Negative binomial model with exposure

Hi, I’ve been working on a negative binomial regression in PyMC. Attached is a simplified version of my model (in reality I have more parameters in the linear equation, and a multilevel component).

with pm.Model() as model:
    x_1 = pm.MutableData(
        "x_1", X_train['x_1']
    )
    exposure = pm.MutableData("exposure", X_train["exposure"])

    y_obs = pm.MutableData("y_obs", y_train["y"])


    intercept_mu = pm.Normal(
        "intercept_mu", 0, 10
    )

    beta_mu_x1 = pm.Normal("beta_mu_x1", 0, 5)
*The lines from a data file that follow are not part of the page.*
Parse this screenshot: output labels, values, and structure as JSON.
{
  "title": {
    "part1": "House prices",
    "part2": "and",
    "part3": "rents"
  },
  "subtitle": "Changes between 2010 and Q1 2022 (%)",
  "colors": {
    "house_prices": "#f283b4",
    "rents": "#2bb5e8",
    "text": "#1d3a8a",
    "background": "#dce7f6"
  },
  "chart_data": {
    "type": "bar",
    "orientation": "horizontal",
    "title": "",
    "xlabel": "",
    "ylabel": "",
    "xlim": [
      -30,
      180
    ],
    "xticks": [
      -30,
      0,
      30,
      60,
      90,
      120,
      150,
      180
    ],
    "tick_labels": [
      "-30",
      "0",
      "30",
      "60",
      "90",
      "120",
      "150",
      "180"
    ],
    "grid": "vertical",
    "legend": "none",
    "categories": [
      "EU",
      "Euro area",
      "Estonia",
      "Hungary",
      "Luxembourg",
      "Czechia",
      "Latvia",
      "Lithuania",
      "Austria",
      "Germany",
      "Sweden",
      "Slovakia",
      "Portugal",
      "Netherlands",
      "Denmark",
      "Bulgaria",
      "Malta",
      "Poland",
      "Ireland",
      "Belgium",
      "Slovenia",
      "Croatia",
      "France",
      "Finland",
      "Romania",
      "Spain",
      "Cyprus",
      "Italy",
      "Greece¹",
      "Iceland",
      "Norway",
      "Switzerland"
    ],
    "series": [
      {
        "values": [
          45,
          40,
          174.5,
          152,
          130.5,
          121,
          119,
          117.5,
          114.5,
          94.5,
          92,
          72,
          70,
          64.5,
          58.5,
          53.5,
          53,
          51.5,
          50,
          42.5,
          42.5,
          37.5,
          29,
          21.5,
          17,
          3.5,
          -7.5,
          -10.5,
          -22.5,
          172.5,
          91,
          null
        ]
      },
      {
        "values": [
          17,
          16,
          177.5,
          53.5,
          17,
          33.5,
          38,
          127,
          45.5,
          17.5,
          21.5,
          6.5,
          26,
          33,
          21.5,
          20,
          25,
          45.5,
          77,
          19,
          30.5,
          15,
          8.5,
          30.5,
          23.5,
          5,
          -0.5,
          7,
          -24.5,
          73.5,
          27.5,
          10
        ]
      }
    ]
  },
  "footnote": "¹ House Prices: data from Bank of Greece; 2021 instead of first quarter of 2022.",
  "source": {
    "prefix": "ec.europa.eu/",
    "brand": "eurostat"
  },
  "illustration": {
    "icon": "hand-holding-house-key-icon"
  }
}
    mu = pm.Deterministic(
        "mu",
        pm.math.exp(
            intercept_mu
            + x_1 * beta_mu_x1
        )
        * exposure,
    )
    
    intercept_alpha = pm.Normal(
        "intercept_alpha", 0, 10
    )

    beta_alpha_x1 = pm.Normal("beta_alpha_x1", 0, 5)

    alpha = pm.Deterministic(
        "alpha",
        pm.math.exp(
            intercept_alpha
            + x_1 * beta_alpha_x1
        )
    )
    y = pm.NegativeBinomial("y", mu=mu, alpha=alpha, observed=y_obs)

As you can see, I have quite a lot of data and sampling is quite slow. With the full parameterisation it takes c. 1h30 to fit, the results look reasonable though.

I would appreciate if someone could just check that the model is sound for my peace of mind!

I’m definitely not an expert in pymc, but having worked with GPs with Negative Binomial likelihoods recently in pymc, it seems correct to me :slight_smile: I would wait though for the confirmation of someone else with more experience.

Regarding the sampling: Which NUTS sampler are you using? I tried nuts_sampler="numpyro", which was way faster in my case. I also tried nutpie but it turned out to be much slower.

2 Likes

Thanks for checking!

I was using the default sampler and changing to numpyro doubled the speed so thanks for that too.